Use the sum of cubes identity to find the Real zero and a quadratic to solve and find the zeros are:

$4 \text{ }$ and $\text{ } 2 \pm 2 \sqrt{3} i$

#### Explanation:

The difference of squares identity can be written:

${a}^{2} - {b}^{2} = \left(a - b\right) \left(a + b\right)$

We use this later with $a = \left(x - 2\right)$ and $b = \sqrt{- 12} = 2 \sqrt{3} i$, but first...
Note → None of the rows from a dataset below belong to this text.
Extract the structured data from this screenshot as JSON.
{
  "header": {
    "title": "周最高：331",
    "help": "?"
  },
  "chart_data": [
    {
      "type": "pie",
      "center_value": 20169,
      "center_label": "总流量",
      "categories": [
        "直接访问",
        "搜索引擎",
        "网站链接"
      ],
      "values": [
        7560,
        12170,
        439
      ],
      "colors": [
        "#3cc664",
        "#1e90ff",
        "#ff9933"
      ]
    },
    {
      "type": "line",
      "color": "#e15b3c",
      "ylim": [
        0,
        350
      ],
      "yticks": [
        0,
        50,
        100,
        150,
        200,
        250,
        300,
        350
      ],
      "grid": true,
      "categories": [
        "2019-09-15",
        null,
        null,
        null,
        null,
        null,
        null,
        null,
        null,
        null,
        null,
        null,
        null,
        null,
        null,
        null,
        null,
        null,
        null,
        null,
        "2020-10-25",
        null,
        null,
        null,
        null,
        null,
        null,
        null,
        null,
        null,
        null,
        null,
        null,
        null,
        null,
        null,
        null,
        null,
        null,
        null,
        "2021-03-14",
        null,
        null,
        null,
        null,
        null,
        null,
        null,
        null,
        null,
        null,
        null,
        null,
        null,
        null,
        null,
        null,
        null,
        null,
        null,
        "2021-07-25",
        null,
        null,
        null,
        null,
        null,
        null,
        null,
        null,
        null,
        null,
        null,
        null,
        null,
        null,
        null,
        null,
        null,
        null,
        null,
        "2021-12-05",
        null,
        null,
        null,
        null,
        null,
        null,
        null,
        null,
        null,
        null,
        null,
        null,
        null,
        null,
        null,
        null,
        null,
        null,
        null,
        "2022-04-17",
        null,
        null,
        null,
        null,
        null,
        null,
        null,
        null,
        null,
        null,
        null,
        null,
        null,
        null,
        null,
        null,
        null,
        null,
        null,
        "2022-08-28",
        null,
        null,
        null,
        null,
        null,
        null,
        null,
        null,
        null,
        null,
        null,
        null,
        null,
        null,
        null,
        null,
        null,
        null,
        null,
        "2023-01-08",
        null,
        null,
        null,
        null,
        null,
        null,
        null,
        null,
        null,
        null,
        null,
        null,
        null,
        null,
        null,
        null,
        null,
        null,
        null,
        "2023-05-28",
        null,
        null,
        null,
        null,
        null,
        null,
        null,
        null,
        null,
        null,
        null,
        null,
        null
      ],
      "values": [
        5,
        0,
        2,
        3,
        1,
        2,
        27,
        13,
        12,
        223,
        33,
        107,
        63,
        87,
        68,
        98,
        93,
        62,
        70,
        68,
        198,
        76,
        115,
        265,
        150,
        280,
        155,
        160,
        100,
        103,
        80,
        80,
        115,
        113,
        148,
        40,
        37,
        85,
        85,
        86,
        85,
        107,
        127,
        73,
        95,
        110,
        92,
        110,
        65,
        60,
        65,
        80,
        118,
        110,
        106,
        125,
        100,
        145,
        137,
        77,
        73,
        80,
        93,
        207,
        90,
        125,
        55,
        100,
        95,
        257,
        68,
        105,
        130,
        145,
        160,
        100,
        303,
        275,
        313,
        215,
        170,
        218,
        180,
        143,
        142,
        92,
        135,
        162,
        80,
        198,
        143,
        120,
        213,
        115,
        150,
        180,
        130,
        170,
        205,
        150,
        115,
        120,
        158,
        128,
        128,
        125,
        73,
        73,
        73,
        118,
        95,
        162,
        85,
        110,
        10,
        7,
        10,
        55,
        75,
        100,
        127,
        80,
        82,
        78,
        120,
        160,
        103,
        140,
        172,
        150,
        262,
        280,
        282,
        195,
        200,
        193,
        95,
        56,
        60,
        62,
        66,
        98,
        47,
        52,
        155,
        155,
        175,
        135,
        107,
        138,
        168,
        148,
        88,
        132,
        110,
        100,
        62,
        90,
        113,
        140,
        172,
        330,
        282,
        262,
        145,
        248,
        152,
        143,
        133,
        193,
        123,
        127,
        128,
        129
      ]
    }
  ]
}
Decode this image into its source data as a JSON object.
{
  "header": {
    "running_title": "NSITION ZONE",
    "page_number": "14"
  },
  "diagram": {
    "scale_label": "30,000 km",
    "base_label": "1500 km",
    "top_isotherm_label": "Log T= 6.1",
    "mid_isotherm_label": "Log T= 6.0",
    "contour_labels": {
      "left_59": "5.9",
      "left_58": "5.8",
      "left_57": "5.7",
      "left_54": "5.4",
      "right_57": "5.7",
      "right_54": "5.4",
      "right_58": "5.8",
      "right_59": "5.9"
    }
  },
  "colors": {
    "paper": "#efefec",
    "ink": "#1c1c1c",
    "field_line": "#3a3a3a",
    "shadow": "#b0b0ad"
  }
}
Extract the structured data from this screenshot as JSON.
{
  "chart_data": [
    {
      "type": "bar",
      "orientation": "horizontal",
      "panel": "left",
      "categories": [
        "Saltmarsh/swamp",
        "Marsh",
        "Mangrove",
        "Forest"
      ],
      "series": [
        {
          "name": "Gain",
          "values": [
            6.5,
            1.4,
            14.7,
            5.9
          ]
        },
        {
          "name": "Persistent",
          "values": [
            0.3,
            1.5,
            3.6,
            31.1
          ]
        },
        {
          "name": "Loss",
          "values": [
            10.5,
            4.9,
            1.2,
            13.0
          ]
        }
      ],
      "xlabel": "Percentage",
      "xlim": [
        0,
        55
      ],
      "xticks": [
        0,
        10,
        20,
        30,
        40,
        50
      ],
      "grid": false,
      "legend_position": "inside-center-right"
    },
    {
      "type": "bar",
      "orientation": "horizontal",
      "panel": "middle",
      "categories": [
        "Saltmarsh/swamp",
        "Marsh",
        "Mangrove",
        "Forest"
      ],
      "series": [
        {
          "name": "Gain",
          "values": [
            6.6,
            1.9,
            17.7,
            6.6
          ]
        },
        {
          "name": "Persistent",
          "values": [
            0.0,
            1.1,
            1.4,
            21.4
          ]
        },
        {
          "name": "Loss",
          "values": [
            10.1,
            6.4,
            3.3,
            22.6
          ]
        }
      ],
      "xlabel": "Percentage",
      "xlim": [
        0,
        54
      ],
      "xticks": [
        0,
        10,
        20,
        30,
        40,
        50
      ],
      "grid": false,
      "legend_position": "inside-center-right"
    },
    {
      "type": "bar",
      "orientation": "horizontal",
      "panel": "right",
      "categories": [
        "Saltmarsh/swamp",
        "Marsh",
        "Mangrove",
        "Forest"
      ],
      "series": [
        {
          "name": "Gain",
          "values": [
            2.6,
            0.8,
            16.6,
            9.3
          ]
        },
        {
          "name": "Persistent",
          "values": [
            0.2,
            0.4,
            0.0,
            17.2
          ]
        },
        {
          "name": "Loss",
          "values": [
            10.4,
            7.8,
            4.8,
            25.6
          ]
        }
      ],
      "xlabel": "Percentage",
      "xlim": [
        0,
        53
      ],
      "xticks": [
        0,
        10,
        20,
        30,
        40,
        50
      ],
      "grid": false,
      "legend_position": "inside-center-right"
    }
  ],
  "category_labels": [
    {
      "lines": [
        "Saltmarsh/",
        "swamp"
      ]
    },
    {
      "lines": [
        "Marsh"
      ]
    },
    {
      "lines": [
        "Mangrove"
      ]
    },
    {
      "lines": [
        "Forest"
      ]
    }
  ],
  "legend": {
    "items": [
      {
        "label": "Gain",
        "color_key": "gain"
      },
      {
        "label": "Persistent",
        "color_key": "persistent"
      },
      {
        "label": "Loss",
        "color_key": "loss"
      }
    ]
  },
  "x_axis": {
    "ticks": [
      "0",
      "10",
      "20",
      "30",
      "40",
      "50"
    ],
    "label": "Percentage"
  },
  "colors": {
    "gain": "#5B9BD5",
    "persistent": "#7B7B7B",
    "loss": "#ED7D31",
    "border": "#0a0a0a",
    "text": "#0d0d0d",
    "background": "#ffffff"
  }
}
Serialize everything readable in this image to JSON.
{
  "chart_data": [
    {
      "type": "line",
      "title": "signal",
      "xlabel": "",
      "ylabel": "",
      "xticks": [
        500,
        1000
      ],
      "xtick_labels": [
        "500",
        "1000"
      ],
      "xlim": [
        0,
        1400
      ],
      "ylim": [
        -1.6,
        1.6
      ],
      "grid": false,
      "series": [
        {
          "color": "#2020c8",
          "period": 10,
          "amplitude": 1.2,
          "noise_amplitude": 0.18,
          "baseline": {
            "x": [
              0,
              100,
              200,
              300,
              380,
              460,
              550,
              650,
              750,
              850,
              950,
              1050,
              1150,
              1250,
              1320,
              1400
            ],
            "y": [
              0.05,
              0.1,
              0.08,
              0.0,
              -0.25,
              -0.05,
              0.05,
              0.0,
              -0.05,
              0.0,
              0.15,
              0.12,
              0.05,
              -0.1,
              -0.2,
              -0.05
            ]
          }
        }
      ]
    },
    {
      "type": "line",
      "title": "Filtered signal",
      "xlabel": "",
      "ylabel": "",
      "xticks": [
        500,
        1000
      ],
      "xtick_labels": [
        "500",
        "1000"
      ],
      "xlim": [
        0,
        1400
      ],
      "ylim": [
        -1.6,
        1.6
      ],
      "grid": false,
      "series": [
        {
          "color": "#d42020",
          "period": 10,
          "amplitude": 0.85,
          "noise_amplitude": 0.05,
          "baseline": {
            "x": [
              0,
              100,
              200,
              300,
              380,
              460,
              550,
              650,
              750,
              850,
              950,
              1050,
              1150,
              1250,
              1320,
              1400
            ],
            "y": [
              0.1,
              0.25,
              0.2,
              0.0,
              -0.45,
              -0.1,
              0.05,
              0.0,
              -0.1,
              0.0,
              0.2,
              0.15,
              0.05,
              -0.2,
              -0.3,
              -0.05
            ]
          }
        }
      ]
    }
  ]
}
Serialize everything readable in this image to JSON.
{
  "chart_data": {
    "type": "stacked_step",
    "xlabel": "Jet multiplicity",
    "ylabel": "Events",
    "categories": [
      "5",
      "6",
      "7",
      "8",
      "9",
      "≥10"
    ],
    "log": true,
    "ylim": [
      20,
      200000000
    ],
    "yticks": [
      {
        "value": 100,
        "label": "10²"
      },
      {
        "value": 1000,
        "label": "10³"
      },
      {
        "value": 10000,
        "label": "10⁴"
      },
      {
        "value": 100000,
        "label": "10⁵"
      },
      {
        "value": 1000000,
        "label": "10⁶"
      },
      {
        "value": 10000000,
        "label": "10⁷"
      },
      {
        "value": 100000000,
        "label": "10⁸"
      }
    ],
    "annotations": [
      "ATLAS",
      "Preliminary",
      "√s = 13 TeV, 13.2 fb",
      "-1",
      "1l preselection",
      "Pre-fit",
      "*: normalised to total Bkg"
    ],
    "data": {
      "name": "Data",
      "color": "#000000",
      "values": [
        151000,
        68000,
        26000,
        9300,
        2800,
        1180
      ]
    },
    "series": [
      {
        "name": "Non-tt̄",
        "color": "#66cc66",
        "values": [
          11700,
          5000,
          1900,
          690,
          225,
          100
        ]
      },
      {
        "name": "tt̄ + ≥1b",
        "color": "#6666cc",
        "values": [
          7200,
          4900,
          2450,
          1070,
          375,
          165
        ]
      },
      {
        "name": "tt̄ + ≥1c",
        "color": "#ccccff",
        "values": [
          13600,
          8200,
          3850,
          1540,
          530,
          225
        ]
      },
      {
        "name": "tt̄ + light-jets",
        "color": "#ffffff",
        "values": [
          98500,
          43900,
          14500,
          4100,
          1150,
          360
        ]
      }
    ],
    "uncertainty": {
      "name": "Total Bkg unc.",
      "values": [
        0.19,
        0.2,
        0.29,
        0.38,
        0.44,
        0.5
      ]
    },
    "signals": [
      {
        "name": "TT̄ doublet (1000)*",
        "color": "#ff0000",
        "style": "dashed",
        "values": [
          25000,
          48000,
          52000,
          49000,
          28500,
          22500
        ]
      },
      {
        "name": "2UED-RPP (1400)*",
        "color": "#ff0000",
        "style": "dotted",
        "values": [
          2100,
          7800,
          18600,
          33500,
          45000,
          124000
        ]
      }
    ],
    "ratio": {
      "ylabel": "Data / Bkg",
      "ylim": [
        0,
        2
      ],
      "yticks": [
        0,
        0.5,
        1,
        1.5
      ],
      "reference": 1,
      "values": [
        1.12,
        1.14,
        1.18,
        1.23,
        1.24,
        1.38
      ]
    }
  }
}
The sum of cubes identity can be written:

${a}^{3} + {b}^{3} = \left(a + b\right) \left({a}^{2} - a b + {b}^{2}\right)$

Note that ${x}^{3}$ and $64 = {4}^{3}$ are both perfect squares, so the sub of cubes identity applies directly:

${x}^{3} + 64 = {x}^{3} + {4}^{3}$

$\textcolor{w h i t e}{{x}^{3} + 64} = \left(x + 4\right) \left({x}^{2} - 4 x + 16\right)$

We can factor the quadratic by completing the square:

${x}^{2} - 4 x + 16 = {x}^{2} - 4 x + 4 + 12$

$\textcolor{w h i t e}{{x}^{2} - 4 x + 16} = {\left(x - 2\right)}^{2} - {\left(2 \sqrt{3} i\right)}^{2}$

$\textcolor{w h i t e}{{x}^{2} - 4 x + 16} = \left(\left(x - 2\right) - 2 \sqrt{3} i\right) \left(\left(x - 2\right) + 2 \sqrt{3} i\right)$

$\textcolor{w h i t e}{{x}^{2} - 4 x + 16} = \left(x - 2 - 2 \sqrt{3} i\right) \left(x - 2 + 2 \sqrt{3} i\right)$

Hence the zeros of ${x}^{3} + 64$ are:

$4 \text{ }$ and $\text{ } 2 \pm 2 \sqrt{3} i$